Caractères
Il faut (re)lire George Orwell ou Alfred Jarry pour empêcher la machine à décerveler de tourner à plein régime

La post-vérité fait le bonheur des libraires. Il paraît qu’aux Etats-Unis, on ne jure plus que par 1984 de Georges Orwell. Il faut relire ses livres, tous disent le pouvoir et le démasquent avec force. Mais voici deux autres pistes de lecture en cette période d’outrances politiques et de carnaval.
Le Complot contre l’Amérique de Philip Roth (2004), où l’écrivain américain imagine dans une uchronie fascinante, l’élection à la présidence des Etats-Uni, de l’aviateur Charles Lindbergh, premier à relier en solitaire New York à Paris en 1927. Le beau pilote est un sympathisant d’Hitler, décoré par les Nazis. Il aurait pu, imagine Philip Roth, être tenté d'utiliser l’immense popularité que lui a valu son exploit, pour se faire élire contre Franklin Roosevelt en 1940, après une campagne aux relents violemment antisémites et portée par des idées isolationnistes.
Doute et angoisse
Philippe Roth décrit un pays sens dessus dessous, des alliances internationales qui valsent et des portions entières de la population américaine plongées dans le doute et l’angoisse. «Notre patrie, c'était l'Amérique. Et puis les républicains investirent Lindbergh, et tout changea».

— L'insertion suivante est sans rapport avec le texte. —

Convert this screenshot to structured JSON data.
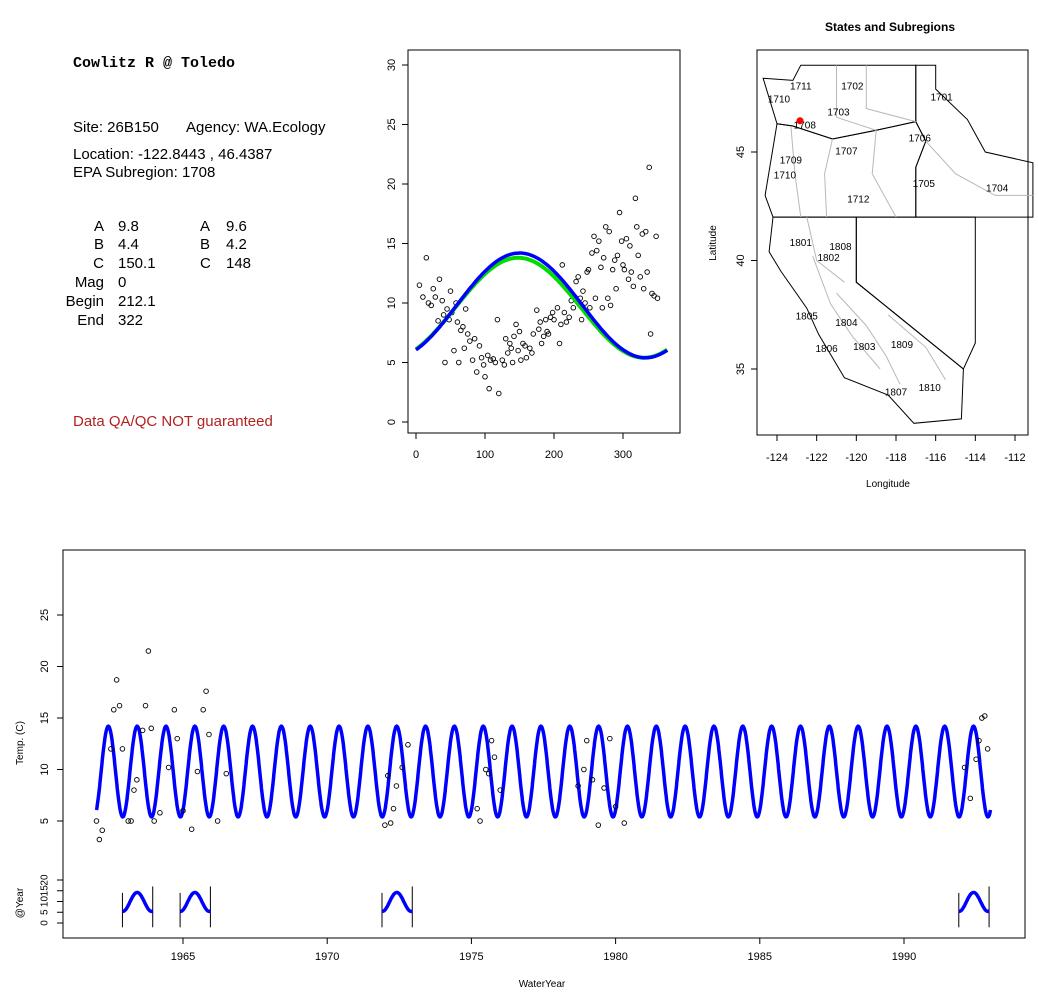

«O Bougrelas! Quand je me rappelle combien nous étions heureux avant l’arrivée de ce Père Ubu! Mais maintenant, hélas! tout est changé!» Les exploits d’Ubu Roi (1900) imaginé par Alfred Jarry donnent une version grotesque, folle et inquiétante, des actes potentiels des potentats de tout poil. Le père Ubu, figure burlesque inspirée notamment par Macbeth, assassine le roi Vanceslas de Pologne et prend sa place. Devenu roi, il déclare: «J'ai l'honneur de vous annoncer que pour enrichir le royaume je vais faire périr tous les Nobles et prendre leurs biens».
Au peuple qui l’acclame il lance: «Ça ne m'amusait guère de vous donner de l'argent, mais vous savez, c'est la Mère Ubu qui a voulu. Au moins, promettez-moi de bien payer les impôts.» L’histoire finit mal. Quelques batailles plus tard, on retrouve un Ubu, détrôné et battu, mais prêt à relancer ailleurs la machine à décerveler: «Voyez, voyez la machin’ tourner / Voyez, voyez la cervell’ sauter, /Voyez, voyez les Rentiers trembler; / Hourra, cornes-au-cul, vive le Père Ubu!»
Lire Orwell, Roth et Jarry ne change rien au réel. Mais leurs livres rattachent les temps présents à l’histoire humaine, à notre part poétique, à notre part obscure, au carnaval, au théâtre et au rire. Et, surtout, ils empêchent la machine à décerveler de tourner à plein régime.